Jack Smith tells Supreme Court to keep Trump charges: ‘Framers never endorsed criminal immunity’

Special counsel Jack Smith called on the Supreme Court on Monday to reject a bid by Donald Trump to invoke presidential immunity to avoid a trial over an alleged effort to subvert the 2020 election results, saying the “Framers” never intended such privileges for former presidents.

The Supreme Court is poised to weigh Trump’s arguments on April 25 that he should not be prosecuted for acts taken while he was still president, namely Smith’s four-count indictment alleging an effort to upend President Joe Biden‘s 2020 election victory. Smith told the justices in a court filing that even if they find that former presidents enjoy some form of immunity, at least some of Trump’s actions were “private conduct” and should be prosecuted.

Special counsel Jack Smith speaks to the media about an indictment of former President Donald Trump, Tuesday, Aug. 1, 2023, at an office of the Department of Justice in Washington. (AP Photo/J. Scott Applewhite)

“The Framers never endorsed criminal immunity for a former President, and all Presidents from the Founding to the modern era have known that after leaving office they faced potential criminal liability for official acts,” Smith told the high court in a 66-page filing.

Smith took aim at several of Trump’s claims that have been made in an effort to convince the court that he should be immune from charges in the case. He pointed out that Trump “suggests that unless a criminal statute expressly names the President, the statute does not apply.”

“That radical suggestion, which would free the President from virtually all criminal law — even crimes such as bribery, murder, treason, and sedition — is unfounded,” the filing said, adding that the text of “nearly all” federal criminal laws covers all individuals, including the president.
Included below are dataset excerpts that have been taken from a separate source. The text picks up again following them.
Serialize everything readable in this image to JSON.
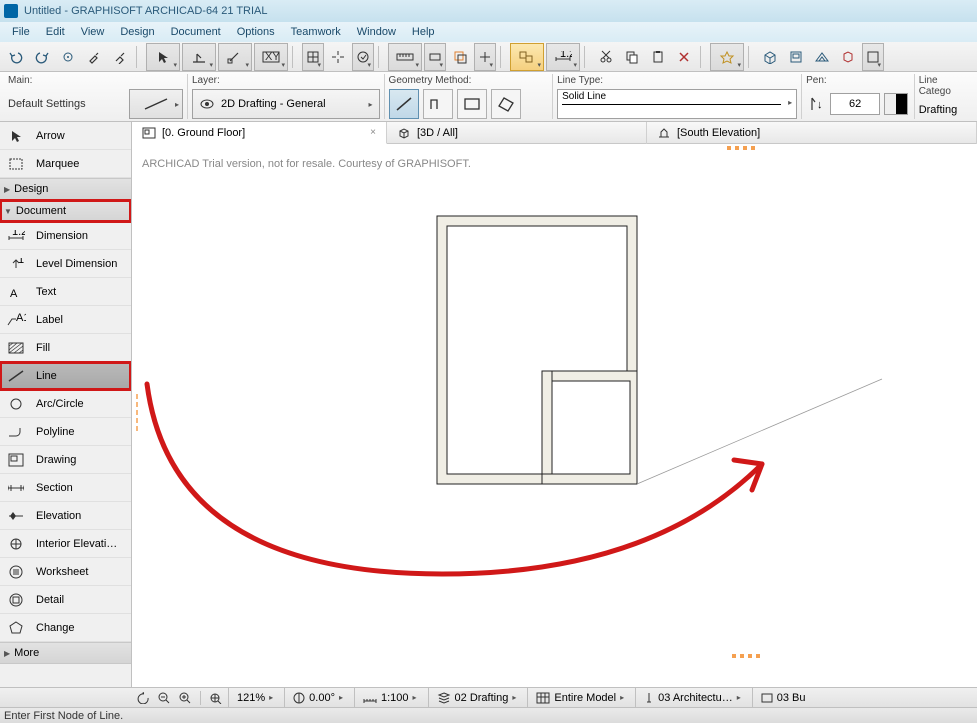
{
  "title": "Untitled - GRAPHISOFT ARCHICAD-64 21 TRIAL",
  "menubar": [
    "File",
    "Edit",
    "View",
    "Design",
    "Document",
    "Options",
    "Teamwork",
    "Window",
    "Help"
  ],
  "toolbar2": {
    "main_label": "Main:",
    "default_settings": "Default Settings",
    "layer_label": "Layer:",
    "layer_value": "2D Drafting - General",
    "geom_label": "Geometry Method:",
    "linetype_label": "Line Type:",
    "linetype_value": "Solid Line",
    "pen_label": "Pen:",
    "pen_value": "62",
    "linecat_label": "Line Catego",
    "linecat_value": "Drafting"
  },
  "toolbox": {
    "arrow": "Arrow",
    "marquee": "Marquee",
    "design": "Design",
    "document": "Document",
    "dimension": "Dimension",
    "level_dimension": "Level Dimension",
    "text": "Text",
    "label": "Label",
    "fill": "Fill",
    "line": "Line",
    "arc": "Arc/Circle",
    "polyline": "Polyline",
    "drawing": "Drawing",
    "section": "Section",
    "elevation_t": "Elevation",
    "interior": "Interior Elevati…",
    "worksheet": "Worksheet",
    "detail": "Detail",
    "change": "Change",
    "more": "More"
  },
  "tabs": {
    "t0": "[0. Ground Floor]",
    "t1": "[3D / All]",
    "t2": "[South Elevation]"
  },
  "watermark": "ARCHICAD Trial version, not for resale. Courtesy of GRAPHISOFT.",
  "bottom": {
    "zoom": "121%",
    "angle": "0.00°",
    "scale": "1:100",
    "layer_combo": "02 Drafting",
    "model": "Entire Model",
    "pen_set": "03 Architectu…",
    "extra": "03 Bu"
  },
  "status": "Enter First Node of Line."
}
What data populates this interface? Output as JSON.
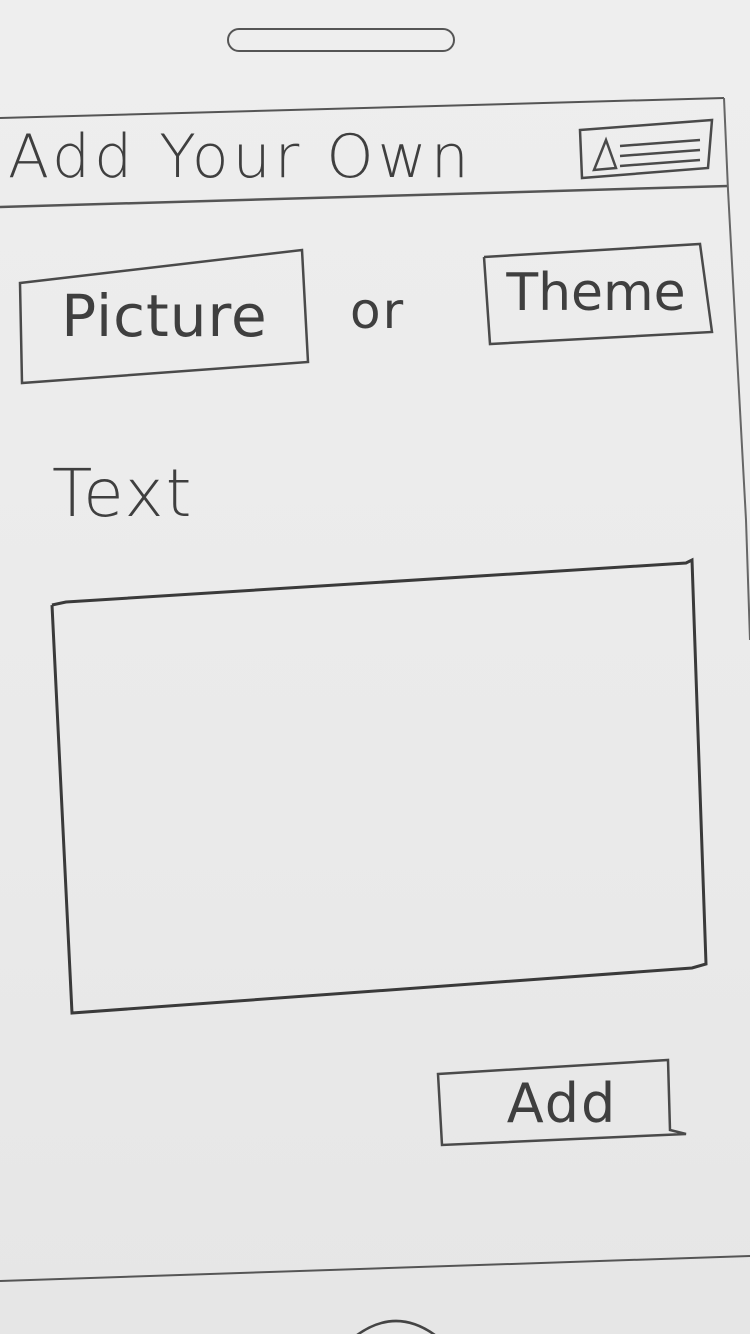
{
  "header": {
    "title": "Add Your Own"
  },
  "media_choice": {
    "picture_label": "Picture",
    "separator": "or",
    "theme_label": "Theme"
  },
  "text_section": {
    "label": "Text",
    "value": "",
    "placeholder": ""
  },
  "actions": {
    "add_label": "Add"
  },
  "icons": {
    "menu": "image-menu-icon",
    "home": "home-button-icon",
    "speaker": "speaker-slot-icon"
  },
  "colors": {
    "paper": "#ececec",
    "pencil": "#3f3f3f"
  }
}
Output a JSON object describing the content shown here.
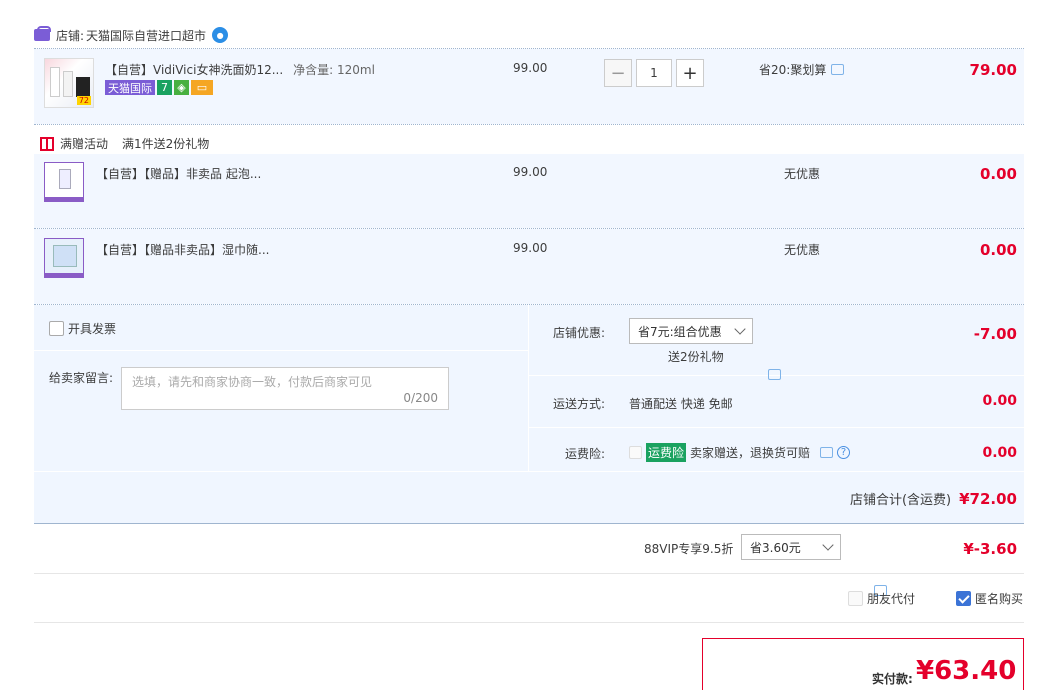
{
  "shop": {
    "label": "店铺:",
    "name": "天猫国际自营进口超市"
  },
  "items": [
    {
      "title": "【自营】VidiVici女神洗面奶12...",
      "spec": "净含量: 120ml",
      "price": "99.00",
      "quantity": "1",
      "promo": "省20:聚划算",
      "subtotal": "79.00"
    },
    {
      "title": "【自营】【赠品】非卖品 起泡...",
      "price": "99.00",
      "promo": "无优惠",
      "subtotal": "0.00"
    },
    {
      "title": "【自营】【赠品非卖品】湿巾随...",
      "price": "99.00",
      "promo": "无优惠",
      "subtotal": "0.00"
    }
  ],
  "tags": {
    "tmall_intl": "天猫国际",
    "seven": "7"
  },
  "gift": {
    "label": "满赠活动",
    "desc": "满1件送2份礼物"
  },
  "invoice": {
    "label": "开具发票"
  },
  "message": {
    "label": "给卖家留言:",
    "placeholder": "选填，请先和商家协商一致，付款后商家可见",
    "count": "0/200"
  },
  "store_discount": {
    "label": "店铺优惠:",
    "selected": "省7元:组合优惠",
    "note": "送2份礼物",
    "amount": "-7.00"
  },
  "shipping": {
    "label": "运送方式:",
    "value": "普通配送 快递 免邮",
    "amount": "0.00"
  },
  "insurance": {
    "label": "运费险:",
    "badge": "运费险",
    "desc": "卖家赠送，退换货可赔",
    "amount": "0.00"
  },
  "store_total": {
    "label": "店铺合计(含运费)",
    "amount": "¥72.00"
  },
  "vip": {
    "label": "88VIP专享9.5折",
    "selected": "省3.60元",
    "amount": "¥-3.60"
  },
  "options": {
    "friend_pay": "朋友代付",
    "anonymous": "匿名购买"
  },
  "payment": {
    "label": "实付款:",
    "amount": "¥63.40"
  },
  "colors": {
    "price_red": "#e4002b",
    "accent_blue": "#3b73d6",
    "row_bg": "#f2f7ff",
    "tmall_purple": "#7b5dd6",
    "insurance_green": "#1aa260"
  }
}
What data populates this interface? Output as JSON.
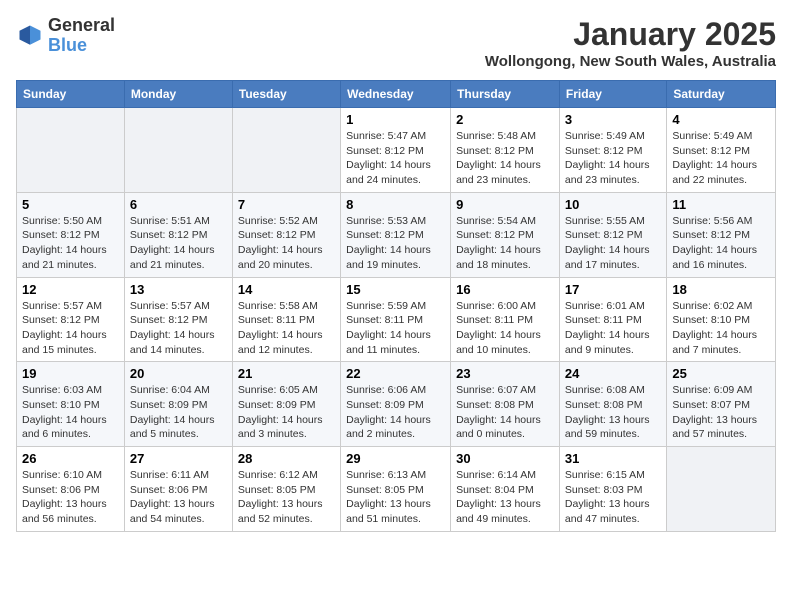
{
  "header": {
    "logo_general": "General",
    "logo_blue": "Blue",
    "month": "January 2025",
    "location": "Wollongong, New South Wales, Australia"
  },
  "weekdays": [
    "Sunday",
    "Monday",
    "Tuesday",
    "Wednesday",
    "Thursday",
    "Friday",
    "Saturday"
  ],
  "weeks": [
    [
      {
        "day": "",
        "info": ""
      },
      {
        "day": "",
        "info": ""
      },
      {
        "day": "",
        "info": ""
      },
      {
        "day": "1",
        "info": "Sunrise: 5:47 AM\nSunset: 8:12 PM\nDaylight: 14 hours\nand 24 minutes."
      },
      {
        "day": "2",
        "info": "Sunrise: 5:48 AM\nSunset: 8:12 PM\nDaylight: 14 hours\nand 23 minutes."
      },
      {
        "day": "3",
        "info": "Sunrise: 5:49 AM\nSunset: 8:12 PM\nDaylight: 14 hours\nand 23 minutes."
      },
      {
        "day": "4",
        "info": "Sunrise: 5:49 AM\nSunset: 8:12 PM\nDaylight: 14 hours\nand 22 minutes."
      }
    ],
    [
      {
        "day": "5",
        "info": "Sunrise: 5:50 AM\nSunset: 8:12 PM\nDaylight: 14 hours\nand 21 minutes."
      },
      {
        "day": "6",
        "info": "Sunrise: 5:51 AM\nSunset: 8:12 PM\nDaylight: 14 hours\nand 21 minutes."
      },
      {
        "day": "7",
        "info": "Sunrise: 5:52 AM\nSunset: 8:12 PM\nDaylight: 14 hours\nand 20 minutes."
      },
      {
        "day": "8",
        "info": "Sunrise: 5:53 AM\nSunset: 8:12 PM\nDaylight: 14 hours\nand 19 minutes."
      },
      {
        "day": "9",
        "info": "Sunrise: 5:54 AM\nSunset: 8:12 PM\nDaylight: 14 hours\nand 18 minutes."
      },
      {
        "day": "10",
        "info": "Sunrise: 5:55 AM\nSunset: 8:12 PM\nDaylight: 14 hours\nand 17 minutes."
      },
      {
        "day": "11",
        "info": "Sunrise: 5:56 AM\nSunset: 8:12 PM\nDaylight: 14 hours\nand 16 minutes."
      }
    ],
    [
      {
        "day": "12",
        "info": "Sunrise: 5:57 AM\nSunset: 8:12 PM\nDaylight: 14 hours\nand 15 minutes."
      },
      {
        "day": "13",
        "info": "Sunrise: 5:57 AM\nSunset: 8:12 PM\nDaylight: 14 hours\nand 14 minutes."
      },
      {
        "day": "14",
        "info": "Sunrise: 5:58 AM\nSunset: 8:11 PM\nDaylight: 14 hours\nand 12 minutes."
      },
      {
        "day": "15",
        "info": "Sunrise: 5:59 AM\nSunset: 8:11 PM\nDaylight: 14 hours\nand 11 minutes."
      },
      {
        "day": "16",
        "info": "Sunrise: 6:00 AM\nSunset: 8:11 PM\nDaylight: 14 hours\nand 10 minutes."
      },
      {
        "day": "17",
        "info": "Sunrise: 6:01 AM\nSunset: 8:11 PM\nDaylight: 14 hours\nand 9 minutes."
      },
      {
        "day": "18",
        "info": "Sunrise: 6:02 AM\nSunset: 8:10 PM\nDaylight: 14 hours\nand 7 minutes."
      }
    ],
    [
      {
        "day": "19",
        "info": "Sunrise: 6:03 AM\nSunset: 8:10 PM\nDaylight: 14 hours\nand 6 minutes."
      },
      {
        "day": "20",
        "info": "Sunrise: 6:04 AM\nSunset: 8:09 PM\nDaylight: 14 hours\nand 5 minutes."
      },
      {
        "day": "21",
        "info": "Sunrise: 6:05 AM\nSunset: 8:09 PM\nDaylight: 14 hours\nand 3 minutes."
      },
      {
        "day": "22",
        "info": "Sunrise: 6:06 AM\nSunset: 8:09 PM\nDaylight: 14 hours\nand 2 minutes."
      },
      {
        "day": "23",
        "info": "Sunrise: 6:07 AM\nSunset: 8:08 PM\nDaylight: 14 hours\nand 0 minutes."
      },
      {
        "day": "24",
        "info": "Sunrise: 6:08 AM\nSunset: 8:08 PM\nDaylight: 13 hours\nand 59 minutes."
      },
      {
        "day": "25",
        "info": "Sunrise: 6:09 AM\nSunset: 8:07 PM\nDaylight: 13 hours\nand 57 minutes."
      }
    ],
    [
      {
        "day": "26",
        "info": "Sunrise: 6:10 AM\nSunset: 8:06 PM\nDaylight: 13 hours\nand 56 minutes."
      },
      {
        "day": "27",
        "info": "Sunrise: 6:11 AM\nSunset: 8:06 PM\nDaylight: 13 hours\nand 54 minutes."
      },
      {
        "day": "28",
        "info": "Sunrise: 6:12 AM\nSunset: 8:05 PM\nDaylight: 13 hours\nand 52 minutes."
      },
      {
        "day": "29",
        "info": "Sunrise: 6:13 AM\nSunset: 8:05 PM\nDaylight: 13 hours\nand 51 minutes."
      },
      {
        "day": "30",
        "info": "Sunrise: 6:14 AM\nSunset: 8:04 PM\nDaylight: 13 hours\nand 49 minutes."
      },
      {
        "day": "31",
        "info": "Sunrise: 6:15 AM\nSunset: 8:03 PM\nDaylight: 13 hours\nand 47 minutes."
      },
      {
        "day": "",
        "info": ""
      }
    ]
  ]
}
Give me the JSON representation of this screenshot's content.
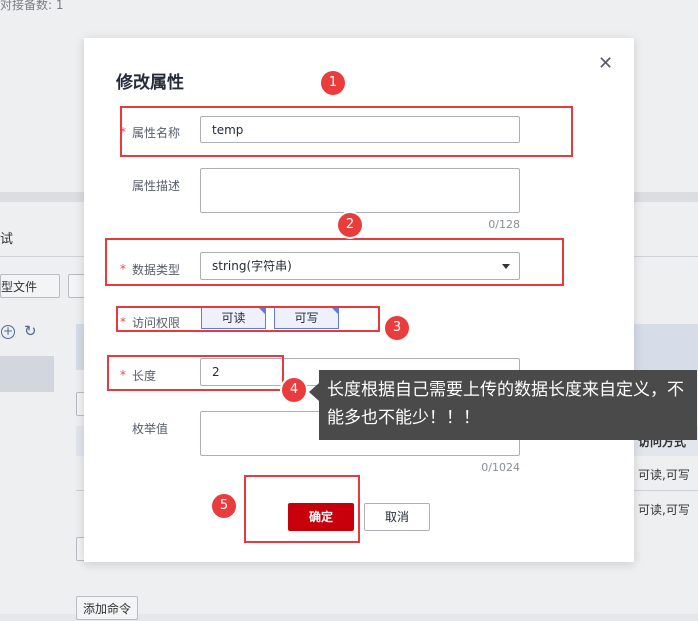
{
  "background": {
    "top_text": "对接备数: 1",
    "tab_partial": "试",
    "model_file_button": "型文件",
    "table_col_access": "访问方式",
    "row1_access": "可读,可写",
    "row2_access": "可读,可写",
    "add_command_button": "添加命令"
  },
  "dialog": {
    "title": "修改属性",
    "fields": {
      "name": {
        "label": "属性名称",
        "value": "temp"
      },
      "desc": {
        "label": "属性描述",
        "value": "",
        "counter": "0/128"
      },
      "type": {
        "label": "数据类型",
        "value": "string(字符串)"
      },
      "access": {
        "label": "访问权限",
        "options": [
          "可读",
          "可写"
        ]
      },
      "length": {
        "label": "长度",
        "value": "2"
      },
      "enum": {
        "label": "枚举值",
        "value": "",
        "counter": "0/1024"
      }
    },
    "required_mark": "*",
    "confirm_label": "确定",
    "cancel_label": "取消"
  },
  "annotations": {
    "badges": [
      "1",
      "2",
      "3",
      "4",
      "5"
    ],
    "tooltip": "长度根据自己需要上传的数据长度来自定义，不能多也不能少！！！",
    "colors": {
      "highlight": "#e8393f",
      "primary_button": "#c7000b",
      "toggle_border": "#5e7ce0"
    }
  }
}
Smith was appointed by Attorney General Merrick Garland in 2022 to investigate Trump’s alleged role to overturn the last presidential election along with Trump’s alleged mishandling of classified documents after leaving office. Altogether, Trump faces 88 charges across four criminal indictments as he seeks another run for presidential office, and he has pleaded not guilty in each case.

Trump filed his own initial argument in the election interference case last month, arguing that future presidents would become vulnerable to “de facto blackmail and extortion while in office” if the court denied him immunity, adding that past presidents could have been charged for actions they also took in office.

Smith addressed Trump’s claims directly in the latest brief, arguing the effective functioning of the presidency “does not require that a former president be immune from accountability” for the alleged violations of federal law.

The special prosecutor also sought to pour cold water on Trump’s assertion that his case would need to be reanalyzed by a trial court judge if the justices were to find that presidents enjoy some form of immunity. If the justices were to accept this argument, it could serve as another move to push an already-delayed trial even further back on the calendar.

“Even if the court were inclined to recognize some immunity for a former president’s official acts, it should remand for trial because the indictment alleges substantial private conduct in service of petitioner’s private aim,” Smith’s filing read.

“First, a President’s alleged criminal scheme to overturn an election and thwart the peaceful transfer of power to his lawfully elected successor is the paradigmatic example of conduct that should not be immunized, even if other conduct should be,” the special counsel added.

Smith furthered that the indictment should remain against Trump even if the high court rules in favor of a case brought by several Jan. 6 riot defendants charged with obstructing Congress’s efforts on Jan. 6, 2021. The case in question, Fischer v. United States, will be argued before the justices next week and posits that the Justice Department misappropriated an obstruction law against the rioters. Trump is facing two charges related to the law that will be examined by the high court.

“Whether the Court interprets [that provision] consistently with a natural reading of its text or adopts the evidence-impairment gloss urged by the petitioner in Fischer, the Section 1512 charges in this case are valid,” Smith wrote.

Trump’s effort to avoid trial in this federal case is crucial to his effort to evade any potential conviction ahead of the November 2024 election, as Trump could seek to dismiss his two federal indictments if he were to regain the presidency.

Two federal lower courts have already rejected Trump’s broad claims of presidential immunity, the latest being a three-judge panel for the U.S. Court of Appeals for the District of Columbia Circuit, which unanimously rejected Trump’s effort in February.


Trump was initially slated to have his trial begin at the beginning of last month, but after appealing the D.C. Circuit’s ruling, the Supreme Court stepped in and scheduled arguments over the matter for the final week of April. A decision could come between May and June, and until then, proceedings are paused at the trial court level.

The former president is now preparing to embark on a trial in a separate criminal case in New York on allegations of falsified business statements related to hush money payments to a porn star in the final weeks of the 2016 presidential campaign. Jury selection is scheduled to begin April 15, and Trump has pleaded not guilty in that case.